TXU, which has subsequently changed its name to Energy Future Holdings Corp., was acquired by TPG Capital, Goldman Sachs Capital Partners, and KKR & Co. (the private equity pioneer formerly known as Kohlberg Kravis Roberts, which famously led the leveraged buyout of RJR Nabisco in 1988) at the height of the leveraged buyout frenzy in 2007 in a club deal. A club deal is an acquisition sponsored by a consortium of private equity firms.
The acquisition was a bet on a rise in natural gas prices. However, an oversupply of natural gas and stabilization of oil prices due to the financial crisis have choked natural gas prices. Natural gas futures are now trading at around $4.14 per Btu—and that’s after a recent rally—compared with $6.88 per Btu at the time of acquisition in 2007. In addition, the buyout left Energy Future Holdings saddled with more than $50 billion in debt, and today, the company is struggling to meet cash flow obligations and is mulling bankruptcy reorganization.
Last week, CreditInsights Inc. estimated that lenders providing financing for the TXU buyout may recover as little as 74 cents on the dollar.
Club Deals Becoming Rarer
The TXU buyout, along with a host of other factors, has made such mega club deals unpopular with private equity firms.
The perception is that the bigger the investment, the more difficult it is to generate returns. The decision-making process also slows down as more firms get involved during the deal cycle.
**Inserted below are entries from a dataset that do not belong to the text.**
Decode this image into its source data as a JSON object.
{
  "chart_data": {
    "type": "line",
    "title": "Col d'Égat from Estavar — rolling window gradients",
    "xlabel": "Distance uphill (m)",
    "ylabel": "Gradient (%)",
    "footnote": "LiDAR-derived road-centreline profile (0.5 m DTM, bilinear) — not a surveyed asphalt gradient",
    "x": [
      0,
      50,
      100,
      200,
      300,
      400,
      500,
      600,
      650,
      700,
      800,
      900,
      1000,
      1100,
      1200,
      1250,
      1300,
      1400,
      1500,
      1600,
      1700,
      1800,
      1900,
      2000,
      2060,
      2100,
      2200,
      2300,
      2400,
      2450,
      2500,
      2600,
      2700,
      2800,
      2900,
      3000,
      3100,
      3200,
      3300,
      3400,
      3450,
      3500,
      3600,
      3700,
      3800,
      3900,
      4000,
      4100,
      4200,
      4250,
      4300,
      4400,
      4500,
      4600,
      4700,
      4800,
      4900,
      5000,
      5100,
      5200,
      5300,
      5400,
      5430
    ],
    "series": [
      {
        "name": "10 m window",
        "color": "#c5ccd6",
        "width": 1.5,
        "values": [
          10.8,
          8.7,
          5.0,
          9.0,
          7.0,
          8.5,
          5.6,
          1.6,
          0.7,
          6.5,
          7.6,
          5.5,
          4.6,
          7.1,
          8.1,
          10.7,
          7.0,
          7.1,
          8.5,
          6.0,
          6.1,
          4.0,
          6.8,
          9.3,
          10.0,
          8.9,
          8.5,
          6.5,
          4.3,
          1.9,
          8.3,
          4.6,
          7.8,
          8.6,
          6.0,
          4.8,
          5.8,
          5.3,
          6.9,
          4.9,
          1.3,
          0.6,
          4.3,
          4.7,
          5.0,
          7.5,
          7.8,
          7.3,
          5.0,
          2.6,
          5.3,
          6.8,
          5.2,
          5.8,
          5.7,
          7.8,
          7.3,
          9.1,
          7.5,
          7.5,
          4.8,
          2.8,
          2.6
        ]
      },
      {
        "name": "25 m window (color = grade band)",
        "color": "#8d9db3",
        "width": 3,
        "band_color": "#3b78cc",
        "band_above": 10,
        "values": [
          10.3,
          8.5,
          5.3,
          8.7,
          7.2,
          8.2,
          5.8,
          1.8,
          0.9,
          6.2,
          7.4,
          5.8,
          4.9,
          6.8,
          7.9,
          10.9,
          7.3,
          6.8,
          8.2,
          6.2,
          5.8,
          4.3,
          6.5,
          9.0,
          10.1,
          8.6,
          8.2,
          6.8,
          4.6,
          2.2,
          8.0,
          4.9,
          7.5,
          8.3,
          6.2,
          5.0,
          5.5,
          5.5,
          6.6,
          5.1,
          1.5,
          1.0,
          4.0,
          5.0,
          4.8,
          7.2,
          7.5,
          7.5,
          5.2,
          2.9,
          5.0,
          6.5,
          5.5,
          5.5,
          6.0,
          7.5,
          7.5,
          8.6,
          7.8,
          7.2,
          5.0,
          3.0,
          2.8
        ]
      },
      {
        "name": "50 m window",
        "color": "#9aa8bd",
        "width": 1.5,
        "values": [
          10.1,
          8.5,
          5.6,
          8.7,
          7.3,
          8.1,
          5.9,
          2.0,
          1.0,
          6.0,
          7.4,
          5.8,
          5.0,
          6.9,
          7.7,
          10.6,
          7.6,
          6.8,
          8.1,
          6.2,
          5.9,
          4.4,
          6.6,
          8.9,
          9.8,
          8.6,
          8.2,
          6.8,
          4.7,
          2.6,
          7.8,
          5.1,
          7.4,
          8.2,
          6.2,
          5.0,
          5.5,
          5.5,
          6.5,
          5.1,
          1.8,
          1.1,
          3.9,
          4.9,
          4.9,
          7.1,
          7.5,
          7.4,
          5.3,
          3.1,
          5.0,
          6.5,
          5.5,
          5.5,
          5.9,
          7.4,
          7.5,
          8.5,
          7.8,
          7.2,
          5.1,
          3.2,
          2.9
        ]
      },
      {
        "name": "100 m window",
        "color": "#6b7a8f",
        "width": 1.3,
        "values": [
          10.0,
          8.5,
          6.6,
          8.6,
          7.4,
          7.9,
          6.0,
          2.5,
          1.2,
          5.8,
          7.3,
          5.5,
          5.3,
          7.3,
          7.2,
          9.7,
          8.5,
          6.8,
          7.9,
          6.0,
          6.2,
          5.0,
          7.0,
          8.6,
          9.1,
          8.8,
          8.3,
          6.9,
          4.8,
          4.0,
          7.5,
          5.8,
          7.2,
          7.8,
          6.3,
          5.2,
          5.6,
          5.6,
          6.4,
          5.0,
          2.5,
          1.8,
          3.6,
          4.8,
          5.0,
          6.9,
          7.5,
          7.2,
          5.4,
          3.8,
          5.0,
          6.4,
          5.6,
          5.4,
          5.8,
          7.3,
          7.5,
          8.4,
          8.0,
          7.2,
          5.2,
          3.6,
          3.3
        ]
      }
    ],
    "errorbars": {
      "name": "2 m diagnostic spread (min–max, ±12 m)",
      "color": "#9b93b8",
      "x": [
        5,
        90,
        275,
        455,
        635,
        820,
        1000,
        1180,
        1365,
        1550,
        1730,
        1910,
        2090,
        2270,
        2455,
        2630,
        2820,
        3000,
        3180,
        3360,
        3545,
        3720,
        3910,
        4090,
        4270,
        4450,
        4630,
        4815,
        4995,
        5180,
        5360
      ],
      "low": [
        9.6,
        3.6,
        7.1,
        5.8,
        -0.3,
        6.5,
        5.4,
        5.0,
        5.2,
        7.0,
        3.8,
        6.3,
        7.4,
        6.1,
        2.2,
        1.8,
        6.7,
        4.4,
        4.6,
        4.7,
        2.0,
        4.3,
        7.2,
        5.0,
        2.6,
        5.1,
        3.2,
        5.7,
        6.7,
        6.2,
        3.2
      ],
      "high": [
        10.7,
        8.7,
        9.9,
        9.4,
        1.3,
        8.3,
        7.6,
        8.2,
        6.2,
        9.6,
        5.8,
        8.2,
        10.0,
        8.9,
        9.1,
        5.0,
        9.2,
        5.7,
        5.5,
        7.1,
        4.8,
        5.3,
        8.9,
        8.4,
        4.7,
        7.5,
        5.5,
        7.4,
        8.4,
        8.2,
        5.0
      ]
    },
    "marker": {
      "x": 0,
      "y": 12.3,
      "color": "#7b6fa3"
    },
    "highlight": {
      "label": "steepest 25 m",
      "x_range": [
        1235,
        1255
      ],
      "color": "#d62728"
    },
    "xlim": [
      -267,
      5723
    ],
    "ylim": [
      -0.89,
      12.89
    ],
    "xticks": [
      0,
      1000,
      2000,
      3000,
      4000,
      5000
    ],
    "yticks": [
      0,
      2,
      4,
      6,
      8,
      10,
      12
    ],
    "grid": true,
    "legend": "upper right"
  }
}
In addition, the large amount of capital tied up in one investment could hamper capital deployment elsewhere in the fund.
“You won’t see as many PE firms teaming up with each other as you did before,” Carlyle Group co-founder David Rubenstein told the audience at a Thomson Reuters conference in Boston earlier this month. “Today, what investors want is to co-invest. They want to go into a fund, but co-invest additional capital—no fee, no carry—and since so many large investors have that interest, they are now going to GPs (general partners) like us and saying ‘If you have a big deal, don’t call up one of your brethren in the private equity world. Call us up.’”
Rubenstein is conveying that wealthy investors are willing to act as co-investors alongside the funds, instead of putting their money in a fund, which generates management fees and carried interest for the fund managers. This cuts costs for investors, but lowers revenue at private equity funds.